Future Developments:
- Extension to n-objective settings and generalized compositions (e.g., nested min/max combinations).
- Incorporation with model-based and offline RL, leveraging the explicit structure for robust safety guarantee under uncertainty.
- Application to high-dimensional, partially observable, or multi-agent systems with shared or conflicting safety/reward goals.

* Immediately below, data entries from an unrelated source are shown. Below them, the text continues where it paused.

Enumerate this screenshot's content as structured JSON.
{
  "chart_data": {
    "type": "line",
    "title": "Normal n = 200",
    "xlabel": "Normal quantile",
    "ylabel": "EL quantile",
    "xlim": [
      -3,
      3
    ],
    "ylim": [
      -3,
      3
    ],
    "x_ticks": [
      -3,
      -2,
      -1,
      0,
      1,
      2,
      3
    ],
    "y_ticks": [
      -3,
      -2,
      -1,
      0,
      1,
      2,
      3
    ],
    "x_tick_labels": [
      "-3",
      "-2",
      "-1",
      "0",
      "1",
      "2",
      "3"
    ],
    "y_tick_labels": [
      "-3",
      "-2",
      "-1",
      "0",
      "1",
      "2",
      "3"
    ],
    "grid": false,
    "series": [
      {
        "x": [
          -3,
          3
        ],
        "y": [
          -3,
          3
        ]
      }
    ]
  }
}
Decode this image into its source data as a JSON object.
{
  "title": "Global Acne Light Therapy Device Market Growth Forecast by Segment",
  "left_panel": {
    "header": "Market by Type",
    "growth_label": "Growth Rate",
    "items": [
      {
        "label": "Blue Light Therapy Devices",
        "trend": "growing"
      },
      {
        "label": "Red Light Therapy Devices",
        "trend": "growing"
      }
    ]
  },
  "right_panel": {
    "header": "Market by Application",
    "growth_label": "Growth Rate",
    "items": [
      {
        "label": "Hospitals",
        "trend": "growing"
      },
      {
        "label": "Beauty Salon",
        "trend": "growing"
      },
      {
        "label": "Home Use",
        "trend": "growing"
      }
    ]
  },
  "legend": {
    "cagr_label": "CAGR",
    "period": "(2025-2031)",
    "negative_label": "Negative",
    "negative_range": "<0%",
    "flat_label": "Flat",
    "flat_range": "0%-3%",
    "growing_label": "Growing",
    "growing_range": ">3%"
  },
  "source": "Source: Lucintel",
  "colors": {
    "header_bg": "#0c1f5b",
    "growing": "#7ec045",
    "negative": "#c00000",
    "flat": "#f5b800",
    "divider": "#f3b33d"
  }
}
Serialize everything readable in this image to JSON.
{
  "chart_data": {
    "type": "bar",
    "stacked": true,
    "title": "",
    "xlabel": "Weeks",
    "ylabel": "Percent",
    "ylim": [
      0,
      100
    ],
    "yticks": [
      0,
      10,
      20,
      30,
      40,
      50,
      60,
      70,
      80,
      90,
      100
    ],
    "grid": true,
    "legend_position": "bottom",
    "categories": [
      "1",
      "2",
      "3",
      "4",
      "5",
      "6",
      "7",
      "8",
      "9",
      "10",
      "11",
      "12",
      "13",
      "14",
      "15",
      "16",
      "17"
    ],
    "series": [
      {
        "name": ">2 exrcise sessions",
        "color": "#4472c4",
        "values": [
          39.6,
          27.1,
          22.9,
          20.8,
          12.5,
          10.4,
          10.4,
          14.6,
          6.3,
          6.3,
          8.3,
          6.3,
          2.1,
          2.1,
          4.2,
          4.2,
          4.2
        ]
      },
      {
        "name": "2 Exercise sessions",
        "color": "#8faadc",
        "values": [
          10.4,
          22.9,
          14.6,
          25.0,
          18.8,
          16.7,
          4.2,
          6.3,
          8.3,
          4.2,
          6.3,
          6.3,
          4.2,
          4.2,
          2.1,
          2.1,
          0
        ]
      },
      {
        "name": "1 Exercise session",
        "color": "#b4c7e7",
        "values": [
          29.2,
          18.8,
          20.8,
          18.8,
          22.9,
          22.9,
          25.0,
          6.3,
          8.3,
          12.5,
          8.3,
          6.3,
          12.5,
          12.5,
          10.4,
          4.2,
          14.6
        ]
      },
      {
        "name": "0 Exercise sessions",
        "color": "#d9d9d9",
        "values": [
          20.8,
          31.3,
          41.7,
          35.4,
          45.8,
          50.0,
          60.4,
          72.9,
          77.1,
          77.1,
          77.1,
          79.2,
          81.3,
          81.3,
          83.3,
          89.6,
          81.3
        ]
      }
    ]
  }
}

- Formal paper of sample efficiency and convergence properties for the augmented systems in the context of large-scale function approximation.
Summary Table
Aspect |
DO-HJ-PPO (Ours) |
Standard Baselines (e.g., CPPO) |
Value Structure |
Explicit min/max BeLLMan forms |
Lagrangian or surrogate constraints |
Policy Class |
Deterministic (augmented state) |
Stochastic, potentially suboptimal |
Task Complexity |
Multi-objective, worst-case |
Typically single-objective or heuristics |
Empirical Results |
High success, lower steps |
Frequent failure, inconsistent reward |
Implementation |
PPO with augmented states, custom GAEs |
PPO/Lagrangian modifications, more tuning |
The results demonstrate that explicit dual-objective BeLLMan formulations yield concrete, tractable algorithms for safety-critical and multi-goal RL, offering improved performance and reliability over existing constrained or heuristic approaches. This marks a substantial step toward a systematic theory of compositional objectives in RL and sets the stage for broader adoption of principled BeLLMan-based design in safety- and mission-critical learning applications.